Gemini API TTS also accepts expressive square-bracket audio tags in the text,
such as [whispers] or [laughs]. To keep tags out of the visible chat reply
while sending them to TTS, put them inside a [[tts:text]]...[[/tts:text]]
block:
Here is the clean reply text.
[[tts:text]][whispers] Here is the spoken version.[[/tts:text]]
The bundled google plugin registers a realtime voice provider backed by the
Gemini Live API for backend audio bridges such as Voice Call and Google Meet.
| Setting | Config path | Default |
|---|---|---|
| Model | plugins.entries.voice-call.config.realtime.providers.google.model | gemini-2.5-flash-native-audio-preview-12-2025 |
| Voice | ...google.voice | Kore |
| Temperature | ...google.temperature | (unset) |
| VAD start sensitivity | ...google.startSensitivity | (unset) |
| VAD end sensitivity | ...google.endSensitivity | (unset) |
| Silence duration | ...google.silenceDurationMs | (unset) |
| Activity handling | ...google.activityHandling | Google default, start-of-activity-interrupts |
| Turn coverage | ...google.turnCoverage | Google default, only-activity |
| Disable auto VAD | ...google.automaticActivityDetectionDisabled | false |
| Session resumption | ...google.sessionResumption | true |
| Context compression | ...google.contextWindowCompression | true |
| API key | ...google.apiKey | Falls back to models.providers.google.apiKey, GEMINI_API_KEY, or GOOGLE_API_KEY |
Example Voice Call realtime config:
{
plugins: {
entries: {
"voice-call": {
enabled: true,
config: {
realtime: {
enabled: true,
provider: "google",
providers: {
google: {
model: "gemini-2.5-flash-native-audio-preview-12-2025",
voice: "Kore",
activityHandling: "start-of-activity-interrupts",
turnCoverage: "only-activity",
},
},
},
},
},
},
},
}
For maintainer live verification, run
OPENAI_API_KEY=... GEMINI_API_KEY=... node --import tsx scripts/dev/realtime-talk-live-smoke.ts.

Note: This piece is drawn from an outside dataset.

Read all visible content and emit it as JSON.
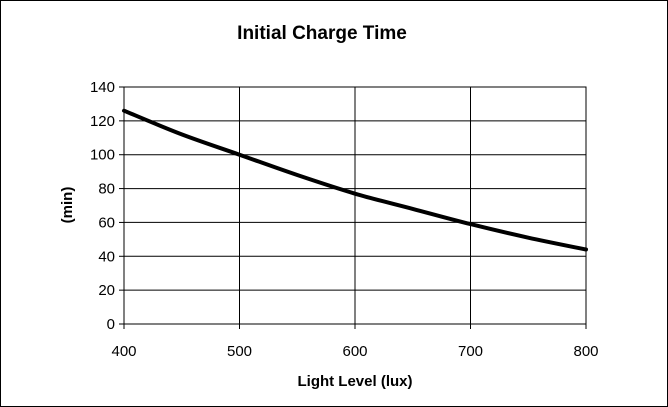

The Google leg mints the same constrained Live API token shape used by Control
UI Talk, opens the browser WebSocket endpoint, sends the initial setup payload,
and waits for setupComplete.
- Configure per-model or global params with either
`cachedContent` or legacy `cached_content`
- If both are present, `cachedContent` wins
- Example value: `cachedContents/prebuilt-context`
- Gemini cache-hit usage is normalized into OpenClaw `cacheRead` from
upstream `cachedContentTokenCount`
```json5
{
agents: {
defaults: {
models: {
"google/gemini-2.5-pro": {
params: {
cachedContent: "cachedContents/prebuilt-context",
},
},
},
},
},
}
```
- Reply text comes from the CLI JSON `response` field.
- Usage falls back to `stats` when the CLI leaves `usage` empty.
- `stats.cached` is normalized into OpenClaw `cacheRead`.
- If `stats.input` is missing, OpenClaw derives input tokens from
`stats.input_tokens - stats.cached`.